The unemployment rate for humanities majors in Texas (3 percent) is similar to that for other college graduates in the state and much lower than for workers without a college degree (6 percent), according to the report. Salaries also improve the longer humanities majors are in the Texas workforce. Full-time workers between age 22 and 26 have median earnings of $42,820, but for people between the ages of 30 and 59, median earnings are $69,583.

Having an advanced degree on top of a humanities bachelor’s degree also gave Texas graduates a 22 percent boost in median earnings—from $61,470 to $74,936. Nationally, 42 percent of humanities majors do go on to earn an advanced degree, which boosts median earnings by 36 percent, according to previously reported data from the AAA&S.

“Humanities degree holders go on and get qualifications as they move along because they know how to learn,” said Paula Krebs, executive director of the Modern Language Association. “They’re not there to get a credential as an undergraduate—they’re there to learn how to learn,” although many humanities majors do seek out specialized credentials in particular job skills after getting a bachelor’s degree.

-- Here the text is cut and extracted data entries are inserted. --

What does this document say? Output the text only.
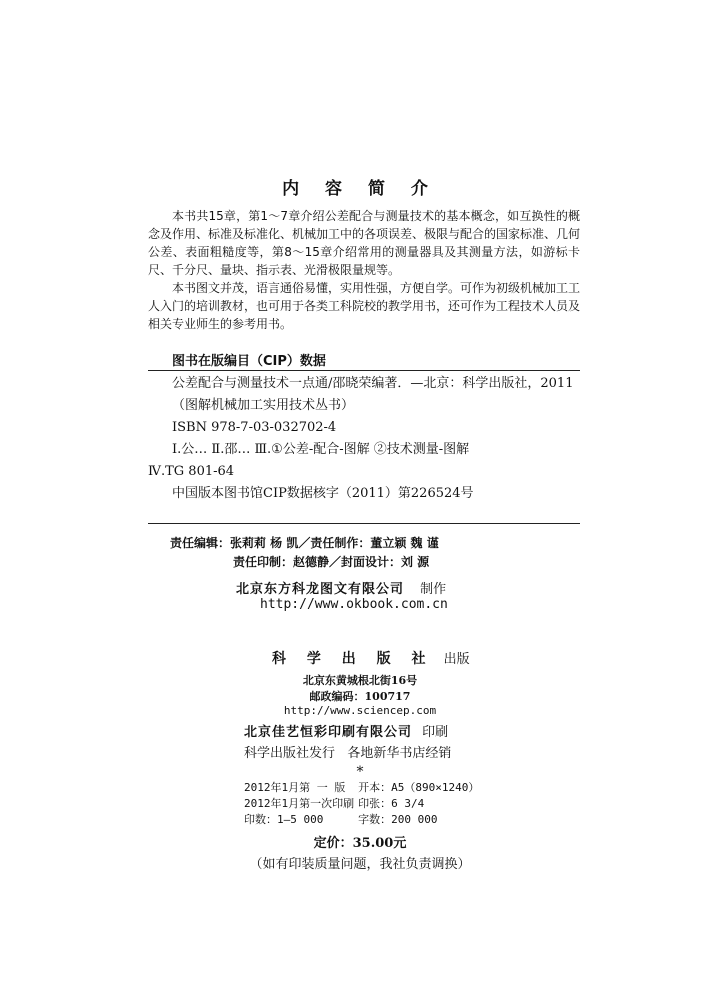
内 容 简 介

本书共15章，第1～7章介绍公差配合与测量技术的基本概念，如互换性的概念及作用、标准及标准化、机械加工中的各项误差、极限与配合的国家标准、几何公差、表面粗糙度等，第8～15章介绍常用的测量器具及其测量方法，如游标卡尺、千分尺、量块、指示表、光滑极限量规等。

本书图文并茂，语言通俗易懂，实用性强，方便自学。可作为初级机械加工工人入门的培训教材，也可用于各类工科院校的教学用书，还可作为工程技术人员及相关专业师生的参考用书。

图书在版编目（CIP）数据

公差配合与测量技术一点通/邵晓荣编著．—北京：科学出版社，2011

（图解机械加工实用技术丛书）

ISBN 978-7-03-032702-4

Ⅰ.公… Ⅱ.邵… Ⅲ.①公差-配合-图解 ②技术测量-图解

Ⅳ.TG 801-64

中国版本图书馆CIP数据核字（2011）第226524号

责任编辑：张莉莉 杨 凯／责任制作：董立颖 魏 谨
责任印制：赵德静／封面设计：刘 源
北京东方科龙图文有限公司 制作
http://www.okbook.com.cn
科 学 出 版 社 出版
北京东黄城根北街16号
邮政编码：100717
http://www.sciencep.com
北京佳艺恒彩印刷有限公司 印刷
科学出版社发行   各地新华书店经销
*
2012年1月第 一 版	开本：A5（890×1240）
2012年1月第一次印刷	印张：6 3/4
印数：1—5 000	字数：200 000
定价：35.00元
（如有印装质量问题，我社负责调换）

“It’s really useful for the state to be able to say, ‘Wait a second, Governor X, before you start saying all of our students need to be welders, take a look at this data from our state,’” Krebs said. “People are getting jobs. To say that everyone needs to be a computer science major is just wrong.”

While colleges are increasingly emphasizing STEM degrees, “not all students are suited for or interested in those majors,” Shawn VanDerziel, president and CEO of the National Association of Colleges and Employers, said in an email. “Balancing student interest, industry needs and student outcomes is always a formula colleges need to consider when evaluating their programs.”

That’s where the data in AAA&S’s new report will come in, said Ann Ardis, dean of the College of Humanities and Social Sciences at George Mason University in Virginia.

“What’s striking state to state is what stays the same,” said Ardis, who said the report’s primary finding—that college degree holders earn more nationally than people without degrees—is often lost in conversations about the value of a humanities degree. “This is so much about practical value, versatility and the way the training opens a bunch of different doors to work opportunities. What drives people isn’t always how much they’re going to make.”